A child who feels absolutely everything with an intensity that can be overwhelming, raised in a family that is repelled by (and afraid of) strong emotion, occupies a curious space.
From my earliest memory I understood that the sadness, the disappointment and even the joy that swirls within any family system would be claimed in my family by no one but me. Everyone else was just fine. I was frequently “too much” (crying, laughing, worrying) for my parents, but I could never figure out how to be any other way. Although therapists I would see as an adult helped me understand the ways I did learn to deny and disconnect myself from all of those messy feelings, there was still quite a heavy burden to bear. The only way that my child self could manage to bear it was to do it alone. To take it in and let myself feel it, but never, never to let it out. No talking, no sharing, no actual acknowledgement to anyone but myself. Unfortunately, the tools we learn in childhood are so very hard to dismantle.
I know better now, but I don’t always do better. Sometimes the world just seems to be entirely too much for me and the only place I know to go is inward. This isn’t where I want to be and it’s not where I need to be. It’s certainly not a tool I want to show my children how to build for themselves. So today I’m letting some of it go. Giving voice to the turbulence that has been swirling in here and keeping me silent.
Sandy Hook. While my boys were shaking morrocos and racing cars in their living room at our weekly neighborhood play date, that school and all of the souls inside it were being terrorized. I didn’t even know it was going on until I turned on NPR as we headed to the grocery after nap that afternoon. As I listened, I couldn’t stop myself from crying. This was not little tear rolling down the cheek kind of crying, this was sobbing/losing your breath/assuring your toddler that you’re ok kind of crying. When we got to the store I crawled in the space between their car seats and held both their hands. I explained that I was sad, but that I would be ok and that I was so, so glad to be their Mama.
There are so many layers to this awful, awful thing that days later my breath still catches when my mind wanders in that direction. It’s entirely incomprehensible. It’s not a thing that can be understood, but it’s so very hard to just let it be. To love your own children the very best you can and let the darkness remind you only to shine your own light.
Saul. And then there is the family who embodies this light in the darkness like no one else. Their story is theirs to tell and they do it with wide open hearts, but I urge you to check in over at .breaking into blossom. and send all the love you can muster in their direction. Their recent loss has me reeling. How something so unthinkable could happen to such kind, loving people is more than I can grasp. More than I want to, really. However, R and J are making their way through this with an inspiring grace. They make me even more grateful to be a part of this community.

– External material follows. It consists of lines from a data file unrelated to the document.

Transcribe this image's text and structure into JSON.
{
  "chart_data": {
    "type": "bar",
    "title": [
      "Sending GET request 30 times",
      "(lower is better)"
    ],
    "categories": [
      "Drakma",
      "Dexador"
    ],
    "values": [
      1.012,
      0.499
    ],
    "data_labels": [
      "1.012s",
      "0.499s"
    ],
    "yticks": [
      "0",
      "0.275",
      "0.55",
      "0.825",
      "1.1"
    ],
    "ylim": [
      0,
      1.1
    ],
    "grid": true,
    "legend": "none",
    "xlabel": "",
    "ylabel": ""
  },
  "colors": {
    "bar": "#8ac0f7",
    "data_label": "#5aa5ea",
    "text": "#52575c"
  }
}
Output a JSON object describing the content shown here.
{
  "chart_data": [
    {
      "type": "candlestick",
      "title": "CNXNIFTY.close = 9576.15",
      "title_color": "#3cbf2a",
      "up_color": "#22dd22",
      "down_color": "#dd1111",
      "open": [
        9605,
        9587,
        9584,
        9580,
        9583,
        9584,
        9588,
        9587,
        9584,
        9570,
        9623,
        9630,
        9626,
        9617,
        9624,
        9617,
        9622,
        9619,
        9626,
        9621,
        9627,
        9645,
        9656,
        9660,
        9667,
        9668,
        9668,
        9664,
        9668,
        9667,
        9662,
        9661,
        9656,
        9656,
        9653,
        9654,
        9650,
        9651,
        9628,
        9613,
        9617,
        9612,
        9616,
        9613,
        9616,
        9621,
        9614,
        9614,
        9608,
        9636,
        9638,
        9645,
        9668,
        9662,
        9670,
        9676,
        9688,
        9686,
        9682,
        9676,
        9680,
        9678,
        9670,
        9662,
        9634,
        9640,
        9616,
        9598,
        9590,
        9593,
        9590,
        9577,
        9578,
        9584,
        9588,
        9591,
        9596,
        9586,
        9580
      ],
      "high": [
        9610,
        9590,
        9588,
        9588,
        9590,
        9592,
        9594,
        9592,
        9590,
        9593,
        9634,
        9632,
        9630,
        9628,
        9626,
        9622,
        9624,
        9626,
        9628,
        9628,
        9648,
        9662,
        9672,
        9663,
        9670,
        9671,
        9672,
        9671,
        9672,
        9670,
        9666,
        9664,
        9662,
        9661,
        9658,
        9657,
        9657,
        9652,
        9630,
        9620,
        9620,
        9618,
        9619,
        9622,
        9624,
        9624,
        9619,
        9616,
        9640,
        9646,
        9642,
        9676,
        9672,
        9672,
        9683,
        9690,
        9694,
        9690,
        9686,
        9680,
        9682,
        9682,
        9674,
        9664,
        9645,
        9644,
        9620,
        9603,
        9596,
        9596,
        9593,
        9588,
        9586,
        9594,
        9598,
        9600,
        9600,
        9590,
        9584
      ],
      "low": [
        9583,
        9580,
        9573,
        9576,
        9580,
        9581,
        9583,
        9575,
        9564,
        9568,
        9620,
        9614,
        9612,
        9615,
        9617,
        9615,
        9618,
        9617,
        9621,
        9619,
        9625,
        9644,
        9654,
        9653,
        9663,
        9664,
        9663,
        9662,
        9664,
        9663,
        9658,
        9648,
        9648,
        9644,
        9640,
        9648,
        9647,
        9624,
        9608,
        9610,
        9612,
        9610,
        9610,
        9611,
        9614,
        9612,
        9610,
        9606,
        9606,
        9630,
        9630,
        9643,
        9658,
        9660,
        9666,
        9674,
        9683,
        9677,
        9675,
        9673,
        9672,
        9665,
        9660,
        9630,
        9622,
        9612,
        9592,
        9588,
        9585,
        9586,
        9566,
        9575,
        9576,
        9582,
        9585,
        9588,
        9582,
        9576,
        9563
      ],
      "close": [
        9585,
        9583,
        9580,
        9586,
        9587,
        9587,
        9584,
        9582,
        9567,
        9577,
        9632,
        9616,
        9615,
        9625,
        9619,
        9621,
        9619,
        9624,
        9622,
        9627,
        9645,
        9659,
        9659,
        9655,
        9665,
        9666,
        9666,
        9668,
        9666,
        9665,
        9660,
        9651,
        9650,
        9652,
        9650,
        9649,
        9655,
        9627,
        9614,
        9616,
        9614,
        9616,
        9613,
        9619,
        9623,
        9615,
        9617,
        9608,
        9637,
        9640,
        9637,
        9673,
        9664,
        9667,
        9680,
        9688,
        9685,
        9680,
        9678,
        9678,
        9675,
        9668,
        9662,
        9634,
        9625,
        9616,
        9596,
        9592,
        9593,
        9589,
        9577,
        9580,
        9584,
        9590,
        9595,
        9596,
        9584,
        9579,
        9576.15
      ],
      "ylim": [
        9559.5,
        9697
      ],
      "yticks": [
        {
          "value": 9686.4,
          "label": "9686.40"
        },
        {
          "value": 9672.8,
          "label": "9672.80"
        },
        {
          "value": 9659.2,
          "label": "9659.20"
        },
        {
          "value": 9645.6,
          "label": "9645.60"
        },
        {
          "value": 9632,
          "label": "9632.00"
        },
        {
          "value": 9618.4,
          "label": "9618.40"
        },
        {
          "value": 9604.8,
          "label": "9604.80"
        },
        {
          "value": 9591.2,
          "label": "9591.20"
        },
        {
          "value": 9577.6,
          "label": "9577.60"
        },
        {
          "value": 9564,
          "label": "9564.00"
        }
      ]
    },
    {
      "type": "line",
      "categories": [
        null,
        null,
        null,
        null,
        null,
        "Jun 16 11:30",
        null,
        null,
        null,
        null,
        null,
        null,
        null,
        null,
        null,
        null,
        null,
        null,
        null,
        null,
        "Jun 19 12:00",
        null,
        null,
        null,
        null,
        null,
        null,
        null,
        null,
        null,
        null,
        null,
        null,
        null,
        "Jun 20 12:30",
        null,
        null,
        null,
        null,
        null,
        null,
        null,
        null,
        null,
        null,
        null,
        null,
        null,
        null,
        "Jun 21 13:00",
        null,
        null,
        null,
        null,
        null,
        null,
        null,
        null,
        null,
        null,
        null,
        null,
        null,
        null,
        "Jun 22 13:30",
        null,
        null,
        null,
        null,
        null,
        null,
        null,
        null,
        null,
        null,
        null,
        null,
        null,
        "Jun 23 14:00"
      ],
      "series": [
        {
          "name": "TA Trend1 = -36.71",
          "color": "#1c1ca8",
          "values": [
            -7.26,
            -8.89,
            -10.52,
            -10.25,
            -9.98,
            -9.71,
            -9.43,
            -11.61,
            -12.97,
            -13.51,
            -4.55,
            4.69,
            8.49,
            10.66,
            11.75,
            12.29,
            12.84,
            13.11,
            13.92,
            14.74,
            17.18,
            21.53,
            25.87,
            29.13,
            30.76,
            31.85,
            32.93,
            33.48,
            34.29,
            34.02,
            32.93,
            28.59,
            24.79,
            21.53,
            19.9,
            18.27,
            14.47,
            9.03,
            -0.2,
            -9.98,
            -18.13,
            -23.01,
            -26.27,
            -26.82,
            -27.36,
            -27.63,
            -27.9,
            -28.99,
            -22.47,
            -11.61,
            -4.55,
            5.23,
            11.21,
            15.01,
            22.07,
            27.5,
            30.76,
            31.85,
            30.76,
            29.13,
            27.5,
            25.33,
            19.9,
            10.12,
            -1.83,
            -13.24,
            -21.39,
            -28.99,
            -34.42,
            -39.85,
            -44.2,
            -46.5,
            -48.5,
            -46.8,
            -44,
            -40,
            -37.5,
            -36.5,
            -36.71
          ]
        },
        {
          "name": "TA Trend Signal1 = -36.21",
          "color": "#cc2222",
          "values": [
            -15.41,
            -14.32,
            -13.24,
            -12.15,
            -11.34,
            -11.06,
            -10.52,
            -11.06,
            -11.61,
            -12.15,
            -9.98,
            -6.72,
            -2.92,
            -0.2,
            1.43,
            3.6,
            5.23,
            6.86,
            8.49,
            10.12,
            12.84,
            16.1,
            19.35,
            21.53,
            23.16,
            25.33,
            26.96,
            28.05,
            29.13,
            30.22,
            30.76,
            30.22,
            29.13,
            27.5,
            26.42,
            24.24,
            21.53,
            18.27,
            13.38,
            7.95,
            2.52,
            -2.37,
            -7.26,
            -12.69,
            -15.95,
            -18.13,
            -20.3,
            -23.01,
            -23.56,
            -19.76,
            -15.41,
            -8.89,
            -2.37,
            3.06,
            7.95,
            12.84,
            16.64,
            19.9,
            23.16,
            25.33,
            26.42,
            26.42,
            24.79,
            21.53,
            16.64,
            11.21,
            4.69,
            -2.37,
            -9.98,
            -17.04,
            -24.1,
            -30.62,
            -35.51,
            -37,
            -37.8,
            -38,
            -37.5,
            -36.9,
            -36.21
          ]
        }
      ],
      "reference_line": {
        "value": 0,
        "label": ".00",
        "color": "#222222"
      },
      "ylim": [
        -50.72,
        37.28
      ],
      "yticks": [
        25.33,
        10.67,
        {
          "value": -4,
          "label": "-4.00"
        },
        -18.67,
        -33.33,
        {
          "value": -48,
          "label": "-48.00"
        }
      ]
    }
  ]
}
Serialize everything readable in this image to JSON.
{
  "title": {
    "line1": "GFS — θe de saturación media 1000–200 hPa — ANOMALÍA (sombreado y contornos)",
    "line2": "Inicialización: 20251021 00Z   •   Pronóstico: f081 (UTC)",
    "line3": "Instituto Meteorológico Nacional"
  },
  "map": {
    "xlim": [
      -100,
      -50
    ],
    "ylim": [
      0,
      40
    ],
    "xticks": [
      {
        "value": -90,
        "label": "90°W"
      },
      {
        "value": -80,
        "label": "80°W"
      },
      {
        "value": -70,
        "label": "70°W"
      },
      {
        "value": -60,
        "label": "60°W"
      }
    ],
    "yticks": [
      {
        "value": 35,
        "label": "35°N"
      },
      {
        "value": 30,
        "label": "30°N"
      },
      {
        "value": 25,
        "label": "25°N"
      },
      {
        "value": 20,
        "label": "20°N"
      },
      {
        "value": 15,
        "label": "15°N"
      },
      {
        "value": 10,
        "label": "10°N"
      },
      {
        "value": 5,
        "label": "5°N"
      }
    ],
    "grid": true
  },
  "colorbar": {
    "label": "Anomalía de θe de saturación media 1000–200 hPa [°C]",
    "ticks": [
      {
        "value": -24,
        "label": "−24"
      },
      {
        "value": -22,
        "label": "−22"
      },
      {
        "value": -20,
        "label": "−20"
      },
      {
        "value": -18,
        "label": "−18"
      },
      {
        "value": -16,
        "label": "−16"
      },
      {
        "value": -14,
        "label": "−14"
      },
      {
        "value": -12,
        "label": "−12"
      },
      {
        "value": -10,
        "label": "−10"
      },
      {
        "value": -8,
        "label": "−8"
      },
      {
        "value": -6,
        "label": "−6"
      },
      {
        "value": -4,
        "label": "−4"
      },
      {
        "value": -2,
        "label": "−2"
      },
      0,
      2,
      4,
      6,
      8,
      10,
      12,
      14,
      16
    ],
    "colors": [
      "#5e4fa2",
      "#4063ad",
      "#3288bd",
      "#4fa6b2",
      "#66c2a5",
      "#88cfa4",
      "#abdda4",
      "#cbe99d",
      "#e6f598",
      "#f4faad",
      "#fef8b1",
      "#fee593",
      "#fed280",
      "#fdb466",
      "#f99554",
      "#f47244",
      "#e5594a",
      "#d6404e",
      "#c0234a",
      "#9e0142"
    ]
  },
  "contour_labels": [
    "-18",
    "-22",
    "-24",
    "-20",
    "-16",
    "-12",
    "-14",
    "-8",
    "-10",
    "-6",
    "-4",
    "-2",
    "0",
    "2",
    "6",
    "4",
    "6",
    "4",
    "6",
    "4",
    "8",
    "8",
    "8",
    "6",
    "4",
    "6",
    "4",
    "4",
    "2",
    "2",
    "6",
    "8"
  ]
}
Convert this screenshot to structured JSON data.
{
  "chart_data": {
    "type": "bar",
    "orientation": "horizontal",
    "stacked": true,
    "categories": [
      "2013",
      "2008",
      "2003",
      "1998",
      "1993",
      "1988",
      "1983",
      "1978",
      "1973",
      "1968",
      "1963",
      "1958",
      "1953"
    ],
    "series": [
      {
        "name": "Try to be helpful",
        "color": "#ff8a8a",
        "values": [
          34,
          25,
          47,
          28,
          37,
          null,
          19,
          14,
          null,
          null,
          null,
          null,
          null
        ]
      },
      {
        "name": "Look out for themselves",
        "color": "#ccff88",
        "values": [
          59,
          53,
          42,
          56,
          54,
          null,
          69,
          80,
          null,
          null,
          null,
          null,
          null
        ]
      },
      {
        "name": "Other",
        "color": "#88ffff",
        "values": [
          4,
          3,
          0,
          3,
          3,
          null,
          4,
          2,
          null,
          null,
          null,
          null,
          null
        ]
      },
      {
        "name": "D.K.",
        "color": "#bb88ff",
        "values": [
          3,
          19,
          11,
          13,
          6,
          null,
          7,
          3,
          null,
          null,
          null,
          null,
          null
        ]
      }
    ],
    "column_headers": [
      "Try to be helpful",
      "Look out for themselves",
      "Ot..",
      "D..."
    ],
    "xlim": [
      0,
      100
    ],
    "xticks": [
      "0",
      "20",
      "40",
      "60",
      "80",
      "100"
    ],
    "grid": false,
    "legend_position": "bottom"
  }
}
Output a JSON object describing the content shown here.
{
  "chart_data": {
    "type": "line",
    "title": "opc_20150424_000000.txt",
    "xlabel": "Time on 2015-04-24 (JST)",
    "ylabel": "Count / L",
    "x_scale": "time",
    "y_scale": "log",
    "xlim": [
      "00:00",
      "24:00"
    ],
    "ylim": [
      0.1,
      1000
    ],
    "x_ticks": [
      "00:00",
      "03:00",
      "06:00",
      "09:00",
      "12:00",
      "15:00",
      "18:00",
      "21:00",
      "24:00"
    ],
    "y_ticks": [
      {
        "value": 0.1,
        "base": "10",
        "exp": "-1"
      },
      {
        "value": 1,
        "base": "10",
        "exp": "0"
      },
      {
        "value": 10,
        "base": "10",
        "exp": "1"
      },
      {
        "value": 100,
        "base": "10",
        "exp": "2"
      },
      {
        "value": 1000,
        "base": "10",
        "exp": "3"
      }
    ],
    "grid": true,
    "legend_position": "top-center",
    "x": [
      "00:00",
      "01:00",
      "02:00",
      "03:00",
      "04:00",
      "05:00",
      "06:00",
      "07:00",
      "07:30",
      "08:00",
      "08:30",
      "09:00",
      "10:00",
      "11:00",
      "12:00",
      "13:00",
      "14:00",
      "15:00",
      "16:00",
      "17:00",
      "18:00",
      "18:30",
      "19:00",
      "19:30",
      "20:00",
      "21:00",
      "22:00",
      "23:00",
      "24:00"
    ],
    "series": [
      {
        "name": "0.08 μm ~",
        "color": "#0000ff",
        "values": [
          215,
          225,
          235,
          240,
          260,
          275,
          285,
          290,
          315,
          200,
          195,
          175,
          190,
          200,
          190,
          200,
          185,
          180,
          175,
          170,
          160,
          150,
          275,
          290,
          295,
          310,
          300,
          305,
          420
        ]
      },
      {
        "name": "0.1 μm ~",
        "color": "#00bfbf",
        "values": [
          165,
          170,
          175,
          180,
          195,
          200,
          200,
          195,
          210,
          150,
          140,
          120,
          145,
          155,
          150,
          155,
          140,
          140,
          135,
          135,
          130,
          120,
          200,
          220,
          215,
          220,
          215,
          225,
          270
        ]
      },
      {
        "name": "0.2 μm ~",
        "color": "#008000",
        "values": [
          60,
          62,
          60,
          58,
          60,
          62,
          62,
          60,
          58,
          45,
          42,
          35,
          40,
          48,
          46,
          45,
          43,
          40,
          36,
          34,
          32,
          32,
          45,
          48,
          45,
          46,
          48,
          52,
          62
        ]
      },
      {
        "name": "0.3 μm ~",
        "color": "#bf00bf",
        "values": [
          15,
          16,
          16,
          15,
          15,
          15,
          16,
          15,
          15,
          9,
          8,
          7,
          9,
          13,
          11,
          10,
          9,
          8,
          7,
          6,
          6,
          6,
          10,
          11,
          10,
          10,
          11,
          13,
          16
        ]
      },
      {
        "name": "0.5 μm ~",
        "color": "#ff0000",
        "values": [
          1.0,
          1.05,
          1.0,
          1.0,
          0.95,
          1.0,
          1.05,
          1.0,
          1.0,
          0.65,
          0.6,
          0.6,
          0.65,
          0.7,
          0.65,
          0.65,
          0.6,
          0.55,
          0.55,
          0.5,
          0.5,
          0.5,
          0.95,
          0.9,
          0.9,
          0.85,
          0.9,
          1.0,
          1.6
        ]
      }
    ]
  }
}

The Monkey Bump. The surgery was Monday and the boy sailed through like a champ. According to Yogi, he has a boo-boo, but it’s looking better every day. They didn’t even stitch externally, they just sealed him up with glue. Weird. Given my terrible tendency to dread obsessively (what a surprise that is, huh?!), we all lucked out when the surgeon worked us in at the last minute. We had to time to get the boy ready, but not really enough time to get lost in the “what if my baby doesn’t wake up?” crazy. In spite of the shortened time table, I still managed to wear myself out fairly completely and by the time we settled the Monk into his crib post-surgery both my wife and I felt like we could sleep for a week.
All of this has left me feeling both more vulnerable and more grateful for my family. Having the opportunity to parent these boys is a blessing. It’s scary to be a parent. Scary to love these tiny little people who can get sick and hurt us and even leave us. We need each other. We need other parents to lean on and to support. We need to hear each others stories. I need it for sure. Thank you for listening to mine.